Update vignettes/datatable-benchmarking.Rmd

jangorecki · MichaelChirico · web-flow · commit 5b5b4bf60c63 · 2025-08-27T20:57:55.000+06:00
Co-authored-by: Michael Chirico &lt;chiricom@google.com&gt;
diff --git a/vignettes/datatable-benchmarking.Rmd b/vignettes/datatable-benchmarking.Rmd
@@ -27,7 +27,7 @@ This document is meant to guide on measuring performance of `data.table`. Single
 
 ## General suggestions
 
-Lets assume you are measuring particular process. It is blazingly fast, it takes only microseonds to evalute.
+Let's assume you are measuring a particular process. It is blazingly fast, taking only microseconds to evaluate.
 What does it mean and how to approach such measurements?
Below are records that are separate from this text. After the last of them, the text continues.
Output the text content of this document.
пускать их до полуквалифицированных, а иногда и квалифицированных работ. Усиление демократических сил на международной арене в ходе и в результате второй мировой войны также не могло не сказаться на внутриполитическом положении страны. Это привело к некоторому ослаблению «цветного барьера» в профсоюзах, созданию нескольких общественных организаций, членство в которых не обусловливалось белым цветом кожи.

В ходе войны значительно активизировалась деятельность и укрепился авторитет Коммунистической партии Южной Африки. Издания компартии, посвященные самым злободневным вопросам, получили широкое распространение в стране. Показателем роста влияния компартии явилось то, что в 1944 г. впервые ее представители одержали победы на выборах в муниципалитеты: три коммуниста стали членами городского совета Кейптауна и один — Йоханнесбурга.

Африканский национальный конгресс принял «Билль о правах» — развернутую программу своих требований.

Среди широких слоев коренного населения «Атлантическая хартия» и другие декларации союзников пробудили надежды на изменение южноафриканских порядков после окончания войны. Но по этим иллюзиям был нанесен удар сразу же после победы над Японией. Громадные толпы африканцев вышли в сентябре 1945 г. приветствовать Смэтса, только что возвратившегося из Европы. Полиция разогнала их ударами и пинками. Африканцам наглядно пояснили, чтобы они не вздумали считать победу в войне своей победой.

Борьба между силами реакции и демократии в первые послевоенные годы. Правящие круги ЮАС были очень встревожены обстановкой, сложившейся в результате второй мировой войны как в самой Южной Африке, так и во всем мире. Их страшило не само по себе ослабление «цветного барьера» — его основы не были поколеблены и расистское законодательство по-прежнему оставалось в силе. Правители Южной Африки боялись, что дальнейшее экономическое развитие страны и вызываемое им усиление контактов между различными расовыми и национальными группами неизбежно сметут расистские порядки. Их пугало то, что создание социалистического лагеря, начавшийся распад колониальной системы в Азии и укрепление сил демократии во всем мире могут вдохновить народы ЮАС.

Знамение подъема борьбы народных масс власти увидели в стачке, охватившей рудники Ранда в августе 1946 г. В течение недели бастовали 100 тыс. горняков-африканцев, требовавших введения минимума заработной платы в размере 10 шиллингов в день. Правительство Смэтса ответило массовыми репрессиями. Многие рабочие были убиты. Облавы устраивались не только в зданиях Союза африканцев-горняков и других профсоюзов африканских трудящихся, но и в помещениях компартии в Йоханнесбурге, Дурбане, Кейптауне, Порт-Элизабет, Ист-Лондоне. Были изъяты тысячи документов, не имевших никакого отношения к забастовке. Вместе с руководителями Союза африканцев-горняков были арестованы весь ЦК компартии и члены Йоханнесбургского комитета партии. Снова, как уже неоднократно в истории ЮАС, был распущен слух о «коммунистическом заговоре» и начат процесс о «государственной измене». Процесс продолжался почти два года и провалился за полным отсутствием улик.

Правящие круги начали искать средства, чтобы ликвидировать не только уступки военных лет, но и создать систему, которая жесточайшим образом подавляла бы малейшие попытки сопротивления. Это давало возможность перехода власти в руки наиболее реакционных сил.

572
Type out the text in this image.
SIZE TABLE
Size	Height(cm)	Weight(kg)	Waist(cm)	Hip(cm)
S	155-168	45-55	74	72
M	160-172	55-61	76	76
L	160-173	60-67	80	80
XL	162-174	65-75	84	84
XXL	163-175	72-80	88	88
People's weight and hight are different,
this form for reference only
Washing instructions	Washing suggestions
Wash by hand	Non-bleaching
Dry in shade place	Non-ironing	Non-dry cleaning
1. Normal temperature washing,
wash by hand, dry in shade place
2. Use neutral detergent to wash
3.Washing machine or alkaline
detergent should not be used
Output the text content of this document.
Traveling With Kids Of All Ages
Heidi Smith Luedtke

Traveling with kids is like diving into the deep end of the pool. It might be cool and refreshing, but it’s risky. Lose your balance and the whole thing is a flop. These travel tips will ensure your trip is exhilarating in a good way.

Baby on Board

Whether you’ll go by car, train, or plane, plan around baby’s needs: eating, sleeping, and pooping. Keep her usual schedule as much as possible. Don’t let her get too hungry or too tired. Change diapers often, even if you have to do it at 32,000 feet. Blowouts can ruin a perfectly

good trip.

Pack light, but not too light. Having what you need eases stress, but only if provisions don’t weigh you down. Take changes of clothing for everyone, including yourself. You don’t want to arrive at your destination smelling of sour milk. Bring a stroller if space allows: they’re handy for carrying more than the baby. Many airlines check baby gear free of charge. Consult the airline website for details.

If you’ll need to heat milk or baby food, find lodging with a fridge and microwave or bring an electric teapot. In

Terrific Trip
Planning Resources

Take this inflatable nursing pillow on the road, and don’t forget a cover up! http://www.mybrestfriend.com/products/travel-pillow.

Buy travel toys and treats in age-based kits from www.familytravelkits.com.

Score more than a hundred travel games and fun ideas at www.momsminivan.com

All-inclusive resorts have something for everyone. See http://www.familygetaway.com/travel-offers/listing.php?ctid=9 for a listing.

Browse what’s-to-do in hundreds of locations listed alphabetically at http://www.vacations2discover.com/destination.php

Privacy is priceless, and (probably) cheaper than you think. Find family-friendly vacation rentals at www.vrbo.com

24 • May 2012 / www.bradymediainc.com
 The smaller time measurements are, the relatively bigger call overhead is. Call overhead can be perceived as a noise in measurement due by method dispatch, package/class initialization, low level object constructors, etc. As a result you naturally may want to measure timing many times and take the average to deal with the noise. This is valid approach, but the magnitude of timing is much more important. What will be the impact of extra 5, or lets say 5000 microseconds if writing results to target environment/format takes a minute? 1 second is 1 000 000 microseconds. Does the microseconds, or even miliseconds makes any difference? There are cases where it makes difference, for example when you call a function for every row, then you definitely should care about micro timings. The point is that in most user's benchmarks it won't make difference. Most of common R functions are vectorized, thus you are not calling them for every row. If something is blazingly fast for your data and use case then perhaps you may not have to worry about performance and benchmarks. Unless you want to scale your process, then you should worry because if something is blazingly fast today it might not be that fast tomorrow, just because your process will receive more data on input. In consequence you should confirm that your process will scale.
 There are multiple dimensions that you should consider when examining scaling of your process.